Clearly aware of his contradictory stance, Mr Clarke stressed: "We should be a leading member of the European Union, we should not be imagining plots against us. I don't think the survival of Britain as a nation-state is at risk because of our membership of the European Union. I just don't hold that view."

However, Mr Howard, one of the Euro-sceptics in the Cabinet, claimed the EU summit's agenda was "so far-reaching" it threatened the "very survival of Britain as an independent nation-state". The shadow Chancellor, Mr Gordon Brown, immediately exploited this latest row, suggesting the ministers were now at one another's throats" fighting to become the next leader of the Conservative Party.

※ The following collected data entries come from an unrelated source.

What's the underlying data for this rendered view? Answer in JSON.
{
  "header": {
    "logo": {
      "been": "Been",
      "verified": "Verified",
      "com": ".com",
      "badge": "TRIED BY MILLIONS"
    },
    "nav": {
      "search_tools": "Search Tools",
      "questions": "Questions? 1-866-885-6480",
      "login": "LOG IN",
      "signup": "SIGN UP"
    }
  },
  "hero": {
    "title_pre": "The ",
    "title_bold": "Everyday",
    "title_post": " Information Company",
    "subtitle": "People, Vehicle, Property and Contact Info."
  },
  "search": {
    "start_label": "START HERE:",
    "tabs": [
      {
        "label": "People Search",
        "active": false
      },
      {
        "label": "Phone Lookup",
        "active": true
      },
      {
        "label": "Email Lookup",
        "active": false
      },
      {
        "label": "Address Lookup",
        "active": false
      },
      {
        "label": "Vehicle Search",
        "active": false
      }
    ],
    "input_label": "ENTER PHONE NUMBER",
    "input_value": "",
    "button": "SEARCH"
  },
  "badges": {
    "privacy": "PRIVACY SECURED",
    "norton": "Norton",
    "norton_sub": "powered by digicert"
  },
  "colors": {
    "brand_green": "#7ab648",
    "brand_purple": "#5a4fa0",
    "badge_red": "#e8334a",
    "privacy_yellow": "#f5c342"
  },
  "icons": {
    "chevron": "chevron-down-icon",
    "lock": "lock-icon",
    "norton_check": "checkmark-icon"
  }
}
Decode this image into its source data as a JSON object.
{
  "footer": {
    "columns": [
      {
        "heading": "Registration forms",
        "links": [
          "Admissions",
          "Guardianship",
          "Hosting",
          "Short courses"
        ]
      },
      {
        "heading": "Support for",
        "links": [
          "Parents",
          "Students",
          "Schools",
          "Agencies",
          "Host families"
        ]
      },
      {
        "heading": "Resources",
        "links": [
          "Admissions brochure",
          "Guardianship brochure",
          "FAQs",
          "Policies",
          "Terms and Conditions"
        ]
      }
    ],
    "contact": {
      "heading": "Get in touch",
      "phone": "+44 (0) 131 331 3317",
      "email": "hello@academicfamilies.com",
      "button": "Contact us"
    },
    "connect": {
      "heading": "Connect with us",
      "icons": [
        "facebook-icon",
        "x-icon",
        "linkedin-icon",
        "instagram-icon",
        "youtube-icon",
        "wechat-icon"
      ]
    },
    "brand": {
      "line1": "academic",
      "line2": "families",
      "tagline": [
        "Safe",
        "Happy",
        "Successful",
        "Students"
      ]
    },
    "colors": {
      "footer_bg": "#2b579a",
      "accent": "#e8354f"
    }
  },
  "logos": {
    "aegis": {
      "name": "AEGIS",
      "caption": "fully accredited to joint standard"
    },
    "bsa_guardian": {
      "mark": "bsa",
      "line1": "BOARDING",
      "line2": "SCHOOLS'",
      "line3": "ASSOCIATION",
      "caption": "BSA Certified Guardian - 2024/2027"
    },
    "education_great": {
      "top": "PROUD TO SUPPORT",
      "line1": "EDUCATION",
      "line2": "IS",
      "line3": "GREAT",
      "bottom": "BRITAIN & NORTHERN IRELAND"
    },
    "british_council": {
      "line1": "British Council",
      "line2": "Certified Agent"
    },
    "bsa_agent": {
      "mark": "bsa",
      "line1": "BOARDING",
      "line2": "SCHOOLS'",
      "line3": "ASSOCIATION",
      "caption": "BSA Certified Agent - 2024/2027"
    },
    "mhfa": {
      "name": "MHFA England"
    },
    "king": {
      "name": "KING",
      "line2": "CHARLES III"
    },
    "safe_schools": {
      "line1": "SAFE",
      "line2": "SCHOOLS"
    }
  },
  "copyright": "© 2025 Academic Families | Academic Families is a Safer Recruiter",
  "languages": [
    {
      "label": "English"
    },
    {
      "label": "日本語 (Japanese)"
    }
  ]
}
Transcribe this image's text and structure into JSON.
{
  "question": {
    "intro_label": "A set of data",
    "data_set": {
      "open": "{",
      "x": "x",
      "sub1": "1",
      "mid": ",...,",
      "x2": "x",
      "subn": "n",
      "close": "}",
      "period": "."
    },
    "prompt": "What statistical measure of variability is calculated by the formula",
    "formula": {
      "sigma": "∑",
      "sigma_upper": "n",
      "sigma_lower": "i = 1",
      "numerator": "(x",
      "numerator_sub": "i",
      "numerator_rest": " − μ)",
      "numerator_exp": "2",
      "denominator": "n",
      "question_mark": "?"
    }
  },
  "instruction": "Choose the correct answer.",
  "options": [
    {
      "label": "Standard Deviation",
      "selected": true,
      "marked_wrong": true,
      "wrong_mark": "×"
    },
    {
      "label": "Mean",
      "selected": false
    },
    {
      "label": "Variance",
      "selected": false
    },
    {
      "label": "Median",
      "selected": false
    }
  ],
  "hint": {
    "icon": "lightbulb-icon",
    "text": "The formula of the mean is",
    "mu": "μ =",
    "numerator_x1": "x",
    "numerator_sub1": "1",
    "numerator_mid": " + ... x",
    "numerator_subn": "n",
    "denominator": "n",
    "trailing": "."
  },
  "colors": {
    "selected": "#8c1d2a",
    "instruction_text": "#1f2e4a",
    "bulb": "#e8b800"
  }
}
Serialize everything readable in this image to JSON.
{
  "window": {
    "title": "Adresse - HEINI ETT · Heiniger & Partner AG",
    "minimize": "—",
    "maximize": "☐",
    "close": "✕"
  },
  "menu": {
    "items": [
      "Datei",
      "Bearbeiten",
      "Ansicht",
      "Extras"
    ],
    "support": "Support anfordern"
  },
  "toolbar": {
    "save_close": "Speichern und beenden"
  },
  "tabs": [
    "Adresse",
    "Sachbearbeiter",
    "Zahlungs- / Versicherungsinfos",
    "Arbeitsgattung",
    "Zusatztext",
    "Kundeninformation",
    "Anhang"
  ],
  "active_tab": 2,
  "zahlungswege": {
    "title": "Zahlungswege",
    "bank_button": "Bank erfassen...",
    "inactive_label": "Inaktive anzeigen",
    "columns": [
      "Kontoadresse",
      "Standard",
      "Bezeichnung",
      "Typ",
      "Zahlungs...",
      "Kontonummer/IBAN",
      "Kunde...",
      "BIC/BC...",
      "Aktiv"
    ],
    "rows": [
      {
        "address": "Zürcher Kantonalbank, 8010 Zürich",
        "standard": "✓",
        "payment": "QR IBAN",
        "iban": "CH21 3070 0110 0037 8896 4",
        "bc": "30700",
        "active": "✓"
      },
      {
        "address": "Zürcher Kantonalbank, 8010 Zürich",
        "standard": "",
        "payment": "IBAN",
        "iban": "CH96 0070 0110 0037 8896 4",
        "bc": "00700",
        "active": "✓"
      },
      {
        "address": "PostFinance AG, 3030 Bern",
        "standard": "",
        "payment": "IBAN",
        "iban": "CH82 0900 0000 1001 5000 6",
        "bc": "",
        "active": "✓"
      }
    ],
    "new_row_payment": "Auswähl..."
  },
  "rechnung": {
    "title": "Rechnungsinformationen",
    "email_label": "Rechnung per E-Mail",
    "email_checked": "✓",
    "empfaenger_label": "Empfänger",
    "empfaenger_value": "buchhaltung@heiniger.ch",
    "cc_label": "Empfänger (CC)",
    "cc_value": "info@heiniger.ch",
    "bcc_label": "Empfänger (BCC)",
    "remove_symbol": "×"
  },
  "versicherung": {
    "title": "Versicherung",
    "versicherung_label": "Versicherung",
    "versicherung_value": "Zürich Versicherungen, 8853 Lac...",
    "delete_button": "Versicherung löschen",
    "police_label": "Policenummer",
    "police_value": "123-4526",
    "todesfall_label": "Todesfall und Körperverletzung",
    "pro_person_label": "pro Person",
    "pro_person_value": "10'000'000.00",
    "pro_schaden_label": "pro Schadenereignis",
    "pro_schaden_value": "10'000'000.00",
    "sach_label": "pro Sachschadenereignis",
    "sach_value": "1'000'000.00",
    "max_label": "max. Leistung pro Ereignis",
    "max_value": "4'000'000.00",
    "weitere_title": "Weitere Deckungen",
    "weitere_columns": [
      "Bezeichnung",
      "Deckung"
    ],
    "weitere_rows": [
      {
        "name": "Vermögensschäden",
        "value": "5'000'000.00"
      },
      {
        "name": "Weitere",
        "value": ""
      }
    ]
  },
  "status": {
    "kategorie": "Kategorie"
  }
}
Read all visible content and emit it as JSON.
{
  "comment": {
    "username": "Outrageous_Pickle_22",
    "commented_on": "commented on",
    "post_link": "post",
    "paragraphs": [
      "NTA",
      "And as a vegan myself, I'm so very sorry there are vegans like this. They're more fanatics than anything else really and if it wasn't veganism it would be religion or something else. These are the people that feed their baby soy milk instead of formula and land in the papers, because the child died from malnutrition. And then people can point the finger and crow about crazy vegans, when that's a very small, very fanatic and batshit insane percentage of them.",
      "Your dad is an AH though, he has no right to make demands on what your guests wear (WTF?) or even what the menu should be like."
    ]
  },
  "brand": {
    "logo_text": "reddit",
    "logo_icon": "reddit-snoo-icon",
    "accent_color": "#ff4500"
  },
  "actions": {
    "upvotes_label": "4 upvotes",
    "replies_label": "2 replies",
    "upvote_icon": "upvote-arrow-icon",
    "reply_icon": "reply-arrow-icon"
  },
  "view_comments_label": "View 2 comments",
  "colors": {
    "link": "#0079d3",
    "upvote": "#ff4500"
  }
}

"Today will be seen as the first full day of the leadership campaign," he said.

In an attempt at damage limitation, the deputy Prime Minister, Mr Michael Heseltine, insisted both ministers agreed on the major issues and were opposed to handing over powers to Europe on defence and immigration, which will be under discussion in Amsterdam.

"I think those are both important issues. I think that should be on the agenda this election campaign, but what comes over is the attempt to try and pretend that the two leading members of our party you have interviewed today are at odds on these things and they are not," he stated.

The Labour leader, Mr Tony Blair, said he felt sorry for the Prime Minister, Mr John Major, as he tried to prevent his party breaking up.

"I think the single biggest lesson now is not to end up in a situation, as the Conservatives are, where civil war is breaking out 11 days from an election and I believe at least the Labour Party will provide a united government for this country," he added.

The Liberal Democrat leader, Mr Paddy Ashdown, meanwhile, suggested the Tories had given up on the election, but he refused to predict the winner of any leadership battle.

"It is absolutely clear that the Conservatives have given up on this election. What we are seeing is a repeat of what happened to Labour in the 1980s: six, eight years or even a decade of turmoil. They are fighting the election after the election to find who is the leader of the Conservative Party. If you put ferrets in a sack, you, won't know who is going to win," he said.